Jair Bolsonaro não é meramente um presidente incompetente e desastrado, incapaz de lidar com a maior crise sanitária do último século por falta de conhecimento ou inexperiência em gestão. Ao contrário disso, suas declarações e atos normativos durante a pandemia são parte de uma estratégia de fazer a população se expor ao coronavírus, com objetivos políticos. E o resultado disso é um país com mais de 215 mil mortos, mesmo contando com uma rede universal de saúde pública como o SUS.
O que Bolsonaro faz, portanto, é mais do que crime de responsabilidade. “Se trata de crime contra a humanidade”, diz a jurista Deisy Ventura, especialista na relação entre pandemias e direito internacional. Deisy é doutora e mestre pela Universidade de Paris 1, Panthéon-Sorbonne.
Em entrevista ao jornalista Luis Nassif, da TV CGN, Deisy defendeu que o Brasil não deveria esperar uma providência de autoridades estrangeiras, como o Tribunal Internacional Penal, para punir Bolsonaro.
“O direito brasileiro já tem todos os elementos [para sancionar e afastar Bolsonaro], mas esbarramos na Procuradoria-Geral da República e na Presidência da Câmara, que não leva as representações [a favor do impeachment] adiante. Isso precisa parar.

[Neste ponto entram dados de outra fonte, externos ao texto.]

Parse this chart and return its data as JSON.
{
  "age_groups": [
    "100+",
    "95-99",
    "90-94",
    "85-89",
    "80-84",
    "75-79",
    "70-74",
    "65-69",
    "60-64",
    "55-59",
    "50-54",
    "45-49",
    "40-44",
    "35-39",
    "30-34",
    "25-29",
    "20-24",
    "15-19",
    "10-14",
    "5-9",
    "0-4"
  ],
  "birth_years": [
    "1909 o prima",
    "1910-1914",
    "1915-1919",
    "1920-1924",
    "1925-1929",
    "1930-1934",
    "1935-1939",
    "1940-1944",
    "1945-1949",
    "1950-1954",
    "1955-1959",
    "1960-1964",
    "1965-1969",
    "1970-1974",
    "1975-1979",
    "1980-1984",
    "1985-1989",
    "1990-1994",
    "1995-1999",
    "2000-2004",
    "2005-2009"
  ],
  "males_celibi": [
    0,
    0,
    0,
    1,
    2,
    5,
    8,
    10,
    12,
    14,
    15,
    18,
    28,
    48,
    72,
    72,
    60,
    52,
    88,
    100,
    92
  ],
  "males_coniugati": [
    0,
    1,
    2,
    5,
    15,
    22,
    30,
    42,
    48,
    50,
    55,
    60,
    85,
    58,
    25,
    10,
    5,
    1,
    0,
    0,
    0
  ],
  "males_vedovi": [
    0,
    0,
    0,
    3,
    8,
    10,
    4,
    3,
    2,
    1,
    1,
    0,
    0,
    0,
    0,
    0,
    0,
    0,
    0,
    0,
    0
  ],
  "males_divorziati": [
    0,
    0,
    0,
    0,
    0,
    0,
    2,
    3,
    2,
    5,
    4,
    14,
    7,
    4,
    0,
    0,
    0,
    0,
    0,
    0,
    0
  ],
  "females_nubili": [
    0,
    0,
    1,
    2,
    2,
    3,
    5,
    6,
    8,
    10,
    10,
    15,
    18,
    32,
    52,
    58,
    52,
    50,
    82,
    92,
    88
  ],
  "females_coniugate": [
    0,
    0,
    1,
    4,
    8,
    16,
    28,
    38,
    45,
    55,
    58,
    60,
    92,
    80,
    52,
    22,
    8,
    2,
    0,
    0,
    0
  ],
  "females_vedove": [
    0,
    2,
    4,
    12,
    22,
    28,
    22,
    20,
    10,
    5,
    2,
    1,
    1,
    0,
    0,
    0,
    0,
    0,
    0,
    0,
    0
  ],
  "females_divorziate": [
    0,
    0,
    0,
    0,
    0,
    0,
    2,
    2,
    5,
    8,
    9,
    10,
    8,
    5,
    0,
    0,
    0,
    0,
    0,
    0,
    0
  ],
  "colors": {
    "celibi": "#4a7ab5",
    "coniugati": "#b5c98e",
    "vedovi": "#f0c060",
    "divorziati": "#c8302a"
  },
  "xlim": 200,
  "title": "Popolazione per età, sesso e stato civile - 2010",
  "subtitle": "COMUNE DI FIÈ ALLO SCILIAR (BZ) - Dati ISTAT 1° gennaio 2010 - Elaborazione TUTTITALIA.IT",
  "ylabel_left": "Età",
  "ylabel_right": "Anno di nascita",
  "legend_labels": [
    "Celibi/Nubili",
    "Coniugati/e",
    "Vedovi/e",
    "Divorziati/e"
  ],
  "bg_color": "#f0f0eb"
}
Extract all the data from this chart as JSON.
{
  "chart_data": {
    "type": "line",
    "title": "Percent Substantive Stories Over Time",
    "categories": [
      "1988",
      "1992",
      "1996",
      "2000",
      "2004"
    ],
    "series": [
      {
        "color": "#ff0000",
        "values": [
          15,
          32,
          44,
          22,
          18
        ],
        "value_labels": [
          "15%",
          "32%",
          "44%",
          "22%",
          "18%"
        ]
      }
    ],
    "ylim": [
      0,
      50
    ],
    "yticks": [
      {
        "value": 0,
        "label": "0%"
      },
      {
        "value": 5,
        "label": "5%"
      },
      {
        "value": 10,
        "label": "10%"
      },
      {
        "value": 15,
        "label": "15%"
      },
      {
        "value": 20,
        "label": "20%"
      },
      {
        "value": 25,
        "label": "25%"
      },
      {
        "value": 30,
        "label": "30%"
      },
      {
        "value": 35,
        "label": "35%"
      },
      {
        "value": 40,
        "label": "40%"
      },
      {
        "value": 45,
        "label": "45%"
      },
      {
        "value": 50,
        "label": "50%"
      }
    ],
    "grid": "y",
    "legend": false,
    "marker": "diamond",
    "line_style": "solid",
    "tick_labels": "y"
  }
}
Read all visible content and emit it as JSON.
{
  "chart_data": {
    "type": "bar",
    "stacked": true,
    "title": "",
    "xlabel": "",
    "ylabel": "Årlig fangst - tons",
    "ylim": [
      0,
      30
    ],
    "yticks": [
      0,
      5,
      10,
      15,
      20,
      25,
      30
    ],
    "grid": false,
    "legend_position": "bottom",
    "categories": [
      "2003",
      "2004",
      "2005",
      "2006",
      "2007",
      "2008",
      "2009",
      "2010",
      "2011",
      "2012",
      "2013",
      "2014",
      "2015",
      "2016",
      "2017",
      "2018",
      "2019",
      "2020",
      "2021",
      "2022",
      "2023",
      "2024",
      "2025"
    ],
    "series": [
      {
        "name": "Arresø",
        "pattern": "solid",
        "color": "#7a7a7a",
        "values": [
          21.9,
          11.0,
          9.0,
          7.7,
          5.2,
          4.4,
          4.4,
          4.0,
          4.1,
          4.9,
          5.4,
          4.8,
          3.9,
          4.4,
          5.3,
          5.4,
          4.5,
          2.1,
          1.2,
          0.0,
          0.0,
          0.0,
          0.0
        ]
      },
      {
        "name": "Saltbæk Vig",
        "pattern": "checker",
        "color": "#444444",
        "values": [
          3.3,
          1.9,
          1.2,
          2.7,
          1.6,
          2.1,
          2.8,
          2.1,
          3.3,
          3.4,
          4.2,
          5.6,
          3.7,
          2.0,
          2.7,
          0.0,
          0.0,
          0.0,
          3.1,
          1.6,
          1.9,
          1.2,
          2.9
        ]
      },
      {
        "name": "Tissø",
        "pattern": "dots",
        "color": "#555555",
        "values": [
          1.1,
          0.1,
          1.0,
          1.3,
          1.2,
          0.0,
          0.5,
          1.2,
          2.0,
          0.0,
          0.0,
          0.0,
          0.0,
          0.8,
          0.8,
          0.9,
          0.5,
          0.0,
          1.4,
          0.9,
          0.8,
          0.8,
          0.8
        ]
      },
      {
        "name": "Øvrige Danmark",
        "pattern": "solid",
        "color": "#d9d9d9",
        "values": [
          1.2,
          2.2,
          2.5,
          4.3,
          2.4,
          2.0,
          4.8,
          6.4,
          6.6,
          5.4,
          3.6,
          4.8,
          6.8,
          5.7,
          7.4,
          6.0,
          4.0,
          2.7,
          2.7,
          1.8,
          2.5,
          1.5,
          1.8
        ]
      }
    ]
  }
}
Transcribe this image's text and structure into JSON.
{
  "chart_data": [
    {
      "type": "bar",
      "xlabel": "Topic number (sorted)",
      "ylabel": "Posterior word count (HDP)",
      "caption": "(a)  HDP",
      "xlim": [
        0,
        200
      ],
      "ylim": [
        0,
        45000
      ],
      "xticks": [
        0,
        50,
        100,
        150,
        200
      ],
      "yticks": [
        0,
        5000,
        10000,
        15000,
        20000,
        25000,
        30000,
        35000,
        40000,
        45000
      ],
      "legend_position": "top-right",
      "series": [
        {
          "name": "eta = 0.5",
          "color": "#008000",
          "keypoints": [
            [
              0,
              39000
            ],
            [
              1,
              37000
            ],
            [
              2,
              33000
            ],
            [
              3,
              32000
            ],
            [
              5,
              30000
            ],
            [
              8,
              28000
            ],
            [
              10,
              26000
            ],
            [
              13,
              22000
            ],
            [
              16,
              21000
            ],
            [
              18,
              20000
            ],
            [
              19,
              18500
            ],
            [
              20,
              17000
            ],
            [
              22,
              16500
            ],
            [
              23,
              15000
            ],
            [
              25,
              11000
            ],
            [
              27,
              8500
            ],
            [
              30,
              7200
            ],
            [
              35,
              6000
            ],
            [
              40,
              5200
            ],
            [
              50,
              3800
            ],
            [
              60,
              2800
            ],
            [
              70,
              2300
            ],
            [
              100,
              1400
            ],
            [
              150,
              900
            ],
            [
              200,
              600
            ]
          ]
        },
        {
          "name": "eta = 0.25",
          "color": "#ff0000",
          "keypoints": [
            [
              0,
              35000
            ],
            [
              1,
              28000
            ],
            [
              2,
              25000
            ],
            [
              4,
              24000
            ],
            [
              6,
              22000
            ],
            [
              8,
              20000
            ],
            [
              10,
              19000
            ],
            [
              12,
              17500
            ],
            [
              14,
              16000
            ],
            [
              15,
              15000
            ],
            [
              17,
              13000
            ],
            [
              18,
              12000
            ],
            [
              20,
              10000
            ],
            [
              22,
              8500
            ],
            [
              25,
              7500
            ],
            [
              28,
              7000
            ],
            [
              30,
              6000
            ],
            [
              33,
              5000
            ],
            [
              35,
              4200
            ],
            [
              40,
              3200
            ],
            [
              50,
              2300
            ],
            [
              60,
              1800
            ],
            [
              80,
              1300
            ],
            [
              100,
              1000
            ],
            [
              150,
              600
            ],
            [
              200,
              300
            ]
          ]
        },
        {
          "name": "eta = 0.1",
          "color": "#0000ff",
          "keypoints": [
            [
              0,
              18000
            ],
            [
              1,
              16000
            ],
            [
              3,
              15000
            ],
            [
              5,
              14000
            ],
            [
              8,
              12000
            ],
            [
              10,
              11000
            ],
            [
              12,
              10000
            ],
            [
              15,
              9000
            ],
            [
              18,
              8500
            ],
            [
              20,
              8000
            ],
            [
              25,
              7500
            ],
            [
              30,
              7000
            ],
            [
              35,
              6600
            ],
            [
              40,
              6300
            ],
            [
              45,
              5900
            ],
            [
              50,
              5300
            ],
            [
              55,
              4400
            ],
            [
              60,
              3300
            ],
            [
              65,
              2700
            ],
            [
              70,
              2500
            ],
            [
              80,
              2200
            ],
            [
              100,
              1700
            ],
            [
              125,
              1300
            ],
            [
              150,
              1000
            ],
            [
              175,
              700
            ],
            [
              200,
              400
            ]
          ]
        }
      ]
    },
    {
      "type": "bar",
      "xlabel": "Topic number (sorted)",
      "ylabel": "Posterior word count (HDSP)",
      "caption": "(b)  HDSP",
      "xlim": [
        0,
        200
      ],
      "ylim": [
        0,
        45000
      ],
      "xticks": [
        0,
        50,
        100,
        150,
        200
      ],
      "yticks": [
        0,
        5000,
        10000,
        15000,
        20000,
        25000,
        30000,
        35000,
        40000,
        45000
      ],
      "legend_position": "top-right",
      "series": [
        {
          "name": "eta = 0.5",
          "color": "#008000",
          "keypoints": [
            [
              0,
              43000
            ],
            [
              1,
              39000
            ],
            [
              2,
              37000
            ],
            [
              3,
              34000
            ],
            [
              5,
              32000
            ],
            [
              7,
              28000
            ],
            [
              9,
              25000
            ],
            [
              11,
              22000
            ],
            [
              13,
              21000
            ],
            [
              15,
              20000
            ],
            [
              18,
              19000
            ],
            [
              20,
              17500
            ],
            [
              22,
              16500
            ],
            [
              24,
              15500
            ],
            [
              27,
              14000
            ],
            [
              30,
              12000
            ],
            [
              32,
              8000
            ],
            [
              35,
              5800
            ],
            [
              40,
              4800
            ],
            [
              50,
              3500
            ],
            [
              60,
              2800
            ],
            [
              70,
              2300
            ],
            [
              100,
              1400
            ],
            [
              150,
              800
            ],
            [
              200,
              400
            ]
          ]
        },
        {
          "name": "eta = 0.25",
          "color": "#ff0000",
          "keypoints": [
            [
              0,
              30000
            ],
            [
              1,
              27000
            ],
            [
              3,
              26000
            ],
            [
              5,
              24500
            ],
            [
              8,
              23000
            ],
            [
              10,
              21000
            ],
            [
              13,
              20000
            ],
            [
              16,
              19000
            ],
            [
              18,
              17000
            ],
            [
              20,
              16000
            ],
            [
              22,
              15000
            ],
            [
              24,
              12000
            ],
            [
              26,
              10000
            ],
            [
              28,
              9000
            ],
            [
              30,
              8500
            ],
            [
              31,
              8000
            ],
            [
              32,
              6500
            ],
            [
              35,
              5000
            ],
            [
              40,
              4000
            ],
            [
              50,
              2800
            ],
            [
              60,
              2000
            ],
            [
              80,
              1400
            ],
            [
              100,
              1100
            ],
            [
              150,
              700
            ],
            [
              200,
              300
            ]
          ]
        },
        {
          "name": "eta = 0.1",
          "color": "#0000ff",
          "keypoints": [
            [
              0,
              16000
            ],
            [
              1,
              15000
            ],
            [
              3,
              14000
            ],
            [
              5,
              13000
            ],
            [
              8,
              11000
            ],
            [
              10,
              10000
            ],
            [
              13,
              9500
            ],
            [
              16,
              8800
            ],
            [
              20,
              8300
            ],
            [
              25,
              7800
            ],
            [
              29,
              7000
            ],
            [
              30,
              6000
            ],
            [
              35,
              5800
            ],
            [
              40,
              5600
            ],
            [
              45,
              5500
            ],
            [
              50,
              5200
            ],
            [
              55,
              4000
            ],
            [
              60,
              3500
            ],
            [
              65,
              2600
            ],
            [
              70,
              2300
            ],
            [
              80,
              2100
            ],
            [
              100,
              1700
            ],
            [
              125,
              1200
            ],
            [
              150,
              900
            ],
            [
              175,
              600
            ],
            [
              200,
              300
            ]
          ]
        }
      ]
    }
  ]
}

É uma questão de salvar vidas.”
Professora da Faculdade de Saúde Pública da USP, Deisy Ventura faz parte de uma equipe de cientistas políticos, epidemiologistas e advogados que, desde o começo da pandemia, em março de 2020, analisa a relação dos atos normativos publicados oficialmente pelo governo federal, os atos de obstrução aos planos de gestores locais e o discurso negacionista de Bolsonaro.
“Existe uma relação entre eles. O que o presidente fala tem uma correspondência nos atos de obstrução e tem correspondência nos atos normativos. Alguns atos normativos desaparecem no meio da propaganda, mas eles estão lá e precisam ser resgatados porque a gente precisa parar de olhar só o que o presidente fala e olhar o que ele faz. A intencionalidade é claríssima, ele quer disseminar o vírus. Ele quer a retomada econômica, que as pessoas vão trabalhar e aí fica claríssima à incitação à exposição do vírus”, disse.
“Isso precisa ser dito com todas as letras: ele está fazendo sistematicamente uma propaganda contra a saúde pública, que significa encorajar o desrespeito das medidas de saúde pública adotadas pelos governadores e prefeitos, desacreditar autoridades sanitárias, trabalhar contra qualquer estratégica de contenção do vírus (uso de máscara, evitar aglomerações). Ou seja, existe uma estratégia claríssima de impedir, boicotar qualquer campanha de atores sociais, principalmente gestores locais, que busquem conter o vírus”, avaliou.
“O que a gente [no estudo] faz é mostrar essa intencionalidade para que desapareça do debate público essa ilusão de que o presidente é desorganizado, está fazendo isso por acaso. A gente vê claramente o plano de disseminar o vírus o mais rapidamente no Brasil”, comentou.
“Nosso objetivo é avaliar o impacto das normas sobre os direitos humanos, porque o que aconteceu é que, embora a decisão do STF tenha nos salvado da atuação exclusiva do governo federal, ela causou uma inflação normativa, uma judicialização enorme e, neste momento, do ponto de vista jurídico, nós vivemos o caos. Alguém tem que acompanhar essas normas e ver o que vai acontecer com o direito brasileiro. As marcas são profundas.”
O plano de Bolsonaro, de disseminar o vírus na sociedade, encontrou resistência de técnicos do Ministério da Saúde e a solução para o líder de extrema-direita foi esvaziar a Pasta. Daí o processo de militarização conduzido pelo general Eduardo Pazuello, que obedece a todos os pedidos inescrupulosos do presidente, algo que os médicos e ex-ministros Nelson Teich e Luiz Henrique Mandetta se recusaram a fazer.
“O mais importante é que retiraram os sanitaristas, retiraram as pessoas que não seguirão o credo do presidente porque têm formação técnica, porque não trabalham contra a saúde pública. O Pazuello entrou para fazer o serviço sujo, para deixar de lado a nossa tradição em saúde pública. Essa instrumentalização, esse aparelhamento do Ministério da Saúde é significativo”, disse Deisy.